Ricordo ancora il mio primo attacco di panico, il coraggio e la forza di mia madre di non crollare come me, piccolo essere troppo debole ed ingenuo. Lo sguardo freddo e lontano di mio padre, che nonostante tutto ci tenne segregate in camera mia per tutta la notte, cercando di ristabilire un nucleo familiare perfetto e candido, che a dire il vero non esisteva più da molto, molto tempo. Il seno di mia madre, il sui respiro lento e regolare, le sue parole rassicuranti. La luce flebile del mio comodino.

Non so' cosa fece scattare quella reazione tanto violenta come disperata in mio padre, all'inizio del mio percorso mi faceva solo rabbia ripensarci, ripudiavo solo l'idea.
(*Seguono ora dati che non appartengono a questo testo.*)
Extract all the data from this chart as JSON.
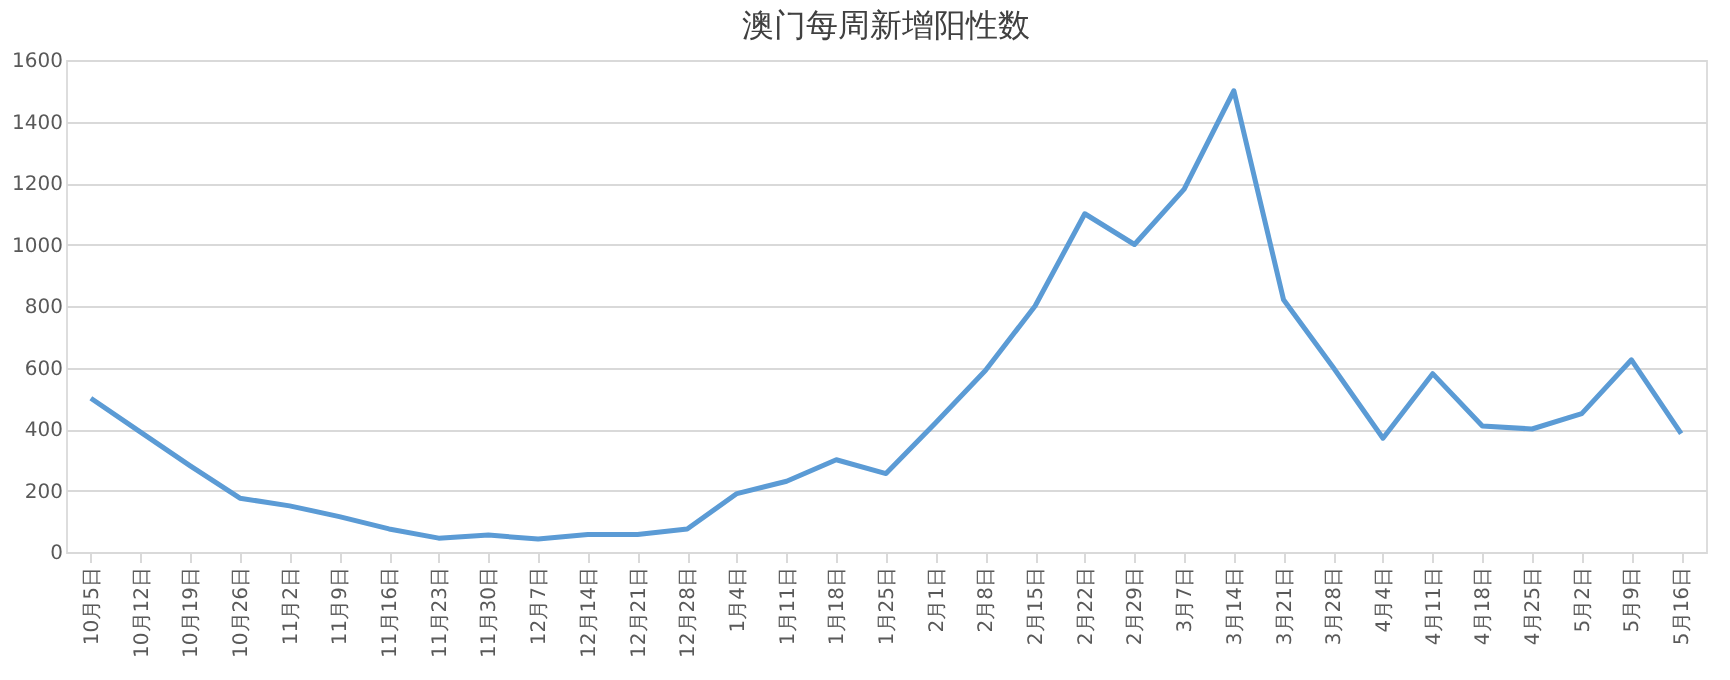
{
  "chart_data": {
    "type": "line",
    "title": "澳门每周新增阳性数",
    "categories": [
      "10月5日",
      "10月12日",
      "10月19日",
      "10月26日",
      "11月2日",
      "11月9日",
      "11月16日",
      "11月23日",
      "11月30日",
      "12月7日",
      "12月14日",
      "12月21日",
      "12月28日",
      "1月4日",
      "1月11日",
      "1月18日",
      "1月25日",
      "2月1日",
      "2月8日",
      "2月15日",
      "2月22日",
      "2月29日",
      "3月7日",
      "3月14日",
      "3月21日",
      "3月28日",
      "4月4日",
      "4月11日",
      "4月18日",
      "4月25日",
      "5月2日",
      "5月9日",
      "5月16日"
    ],
    "series": [
      {
        "color": "#5b9bd5",
        "values": [
          500,
          390,
          280,
          175,
          150,
          115,
          75,
          45,
          55,
          42,
          57,
          57,
          75,
          190,
          230,
          300,
          255,
          420,
          590,
          800,
          1100,
          1000,
          1180,
          1500,
          820,
          600,
          370,
          580,
          410,
          400,
          450,
          625,
          385
        ]
      }
    ],
    "ylim": [
      0,
      1600
    ],
    "yticks": [
      0,
      200,
      400,
      600,
      800,
      1000,
      1200,
      1400,
      1600
    ],
    "grid": "y",
    "marker": "none",
    "line_style": "solid"
  }
}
Delle volte è difficile affrontare se stessi, è difficile ammettere con se stessi la verità.Ci crogioliamo in quel limbo di bugie che non servono a molto se non a buttarci ancora più a fondo.

A volte è utile farsi amici i propri demoni.
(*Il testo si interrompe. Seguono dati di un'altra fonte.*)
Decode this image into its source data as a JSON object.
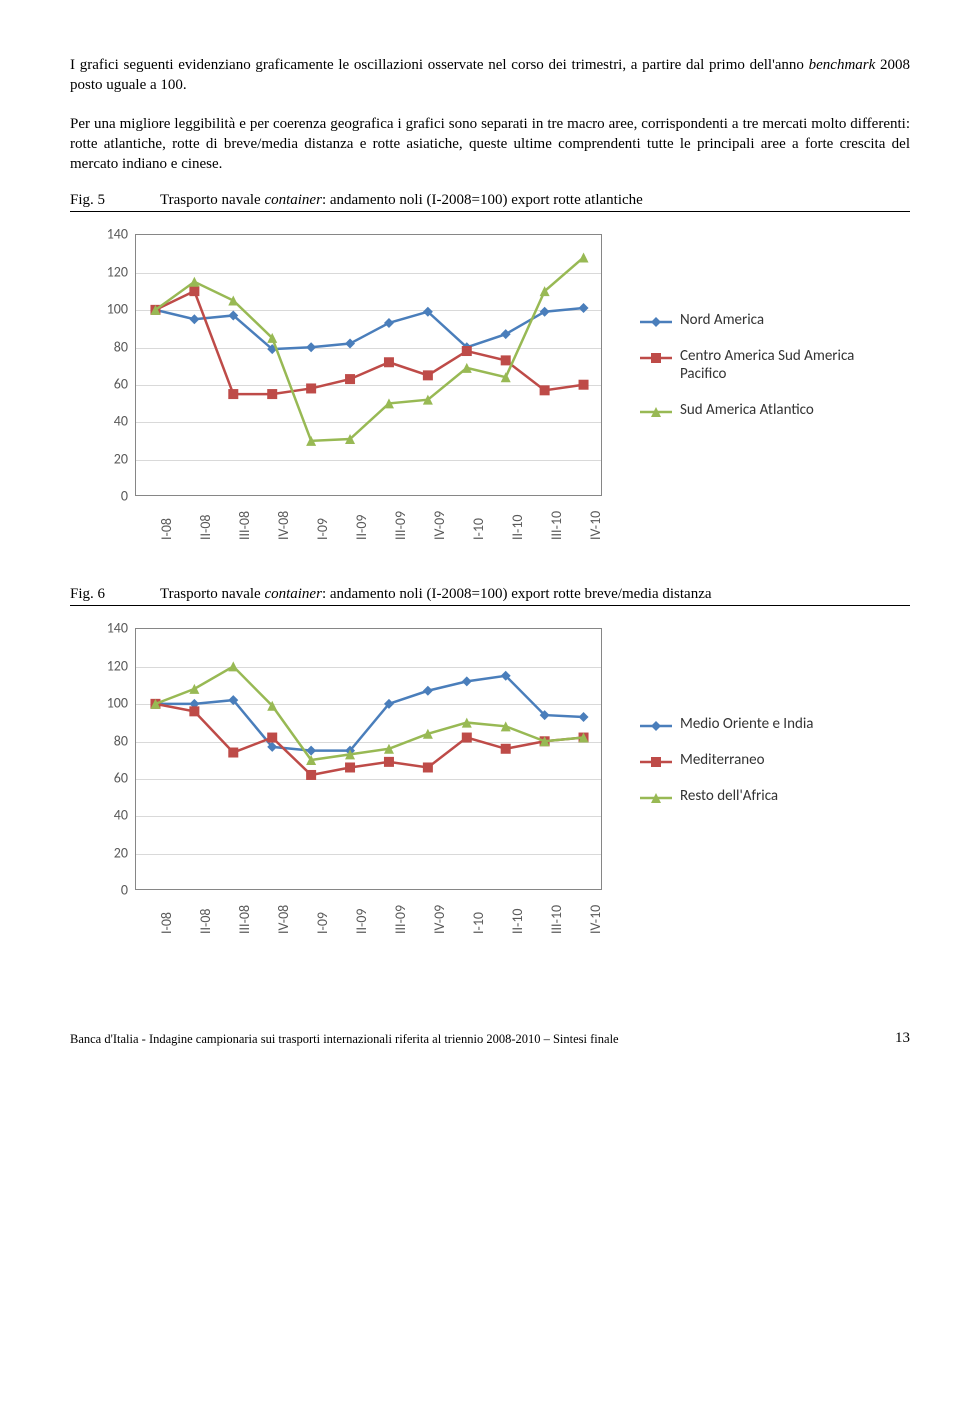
{
  "paragraph1": "I grafici seguenti evidenziano graficamente le oscillazioni osservate nel corso dei trimestri, a partire dal primo dell'anno ",
  "paragraph1_italic": "benchmark",
  "paragraph1_cont": " 2008 posto uguale a 100.",
  "paragraph2": "Per una migliore leggibilità e per coerenza geografica i grafici sono separati in tre macro aree, corrispondenti a tre mercati molto differenti: rotte atlantiche, rotte di breve/media distanza e rotte asiatiche, queste ultime comprendenti tutte le principali aree a forte crescita del mercato indiano e cinese.",
  "fig5": {
    "label": "Fig. 5",
    "title_a": "Trasporto navale ",
    "title_italic": "container",
    "title_b": ": andamento noli (I-2008=100) export rotte atlantiche"
  },
  "fig6": {
    "label": "Fig. 6",
    "title_a": "Trasporto navale ",
    "title_italic": "container",
    "title_b": ": andamento noli (I-2008=100) export rotte breve/media distanza"
  },
  "chart5": {
    "ylim": [
      0,
      140
    ],
    "ytick_step": 20,
    "xlabels": [
      "I-08",
      "II-08",
      "III-08",
      "IV-08",
      "I-09",
      "II-09",
      "III-09",
      "IV-09",
      "I-10",
      "II-10",
      "III-10",
      "IV-10"
    ],
    "grid_color": "#d9d9d9",
    "border_color": "#868686",
    "series": [
      {
        "name": "Nord America",
        "color": "#4a7ebb",
        "marker": "diamond",
        "values": [
          100,
          95,
          97,
          79,
          80,
          82,
          93,
          99,
          80,
          87,
          99,
          101
        ]
      },
      {
        "name": "Centro America Sud America Pacifico",
        "color": "#be4b48",
        "marker": "square",
        "values": [
          100,
          110,
          55,
          55,
          58,
          63,
          72,
          65,
          78,
          73,
          57,
          60
        ]
      },
      {
        "name": "Sud America Atlantico",
        "color": "#98b954",
        "marker": "triangle",
        "values": [
          100,
          115,
          105,
          85,
          30,
          31,
          50,
          52,
          69,
          64,
          110,
          128
        ]
      }
    ]
  },
  "chart6": {
    "ylim": [
      0,
      140
    ],
    "ytick_step": 20,
    "xlabels": [
      "I-08",
      "II-08",
      "III-08",
      "IV-08",
      "I-09",
      "II-09",
      "III-09",
      "IV-09",
      "I-10",
      "II-10",
      "III-10",
      "IV-10"
    ],
    "grid_color": "#d9d9d9",
    "border_color": "#868686",
    "series": [
      {
        "name": "Medio Oriente e India",
        "color": "#4a7ebb",
        "marker": "diamond",
        "values": [
          100,
          100,
          102,
          77,
          75,
          75,
          100,
          107,
          112,
          115,
          94,
          93
        ]
      },
      {
        "name": "Mediterraneo",
        "color": "#be4b48",
        "marker": "square",
        "values": [
          100,
          96,
          74,
          82,
          62,
          66,
          69,
          66,
          82,
          76,
          80,
          82
        ]
      },
      {
        "name": "Resto dell'Africa",
        "color": "#98b954",
        "marker": "triangle",
        "values": [
          100,
          108,
          120,
          99,
          70,
          73,
          76,
          84,
          90,
          88,
          80,
          82
        ]
      }
    ]
  },
  "footer": {
    "text": "Banca d'Italia - Indagine campionaria sui trasporti internazionali riferita al triennio 2008-2010 – Sintesi finale",
    "page": "13"
  }
}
E io lo feci, misi da parte piano piano, l'egoismo da "fragile vittima", e cominciai a cercare di ragionare sempre di più da giovane adulta, quale ero diventata da un po' di mesi. Cominciai a ragionare su tutta la "faccenda", ma non in modo brusco ed imparziale, semplicemente ragionavo, punto.

In meno di un mese avevo fatto scoperte sulla mia famiglia (mamma e papà, non ho nessun'altro qui) che mai avrei immaginato di poter fare in tutta la mia vita. Una freccia dopo l'altra, quel bravo arciere chiamato "ironia (del cazzo, aggiungerei, scusate la finezza) della vita" era riuscito a buttarmi giù. Ero depressa, ma continuavo a mostrarmi felice e forte, come dice sempre mia madre alla gente non gli frega niente dei tuoi problemi; finché sei felice loro gioiscono con te poi sono fatti tuoi. Di fatto fu così la gente si fece largamente i fatti suoi, i grandi amiconi di famiglia sparirono tutto d'un botto con banali scuse qua e la, e mia madre cominciò ad allontanare tutti, io dal mio canto non avevo queste grandi amicizie, e quei pochi buoni amici che avevo mi stettero accanto il più che potevano. 

Avevo continui attacchi di panico, una volta a scuola ne ebbi due di seguito. Li odiavo. Mi odiavo.

Mi odiavo perché non riuscivo ad essere forte abbastanza, mi odiavo perché non avevo più il controllo su me stessa, ero troppo fragile, troppo menefreghista. 

                                                                                       Troppo.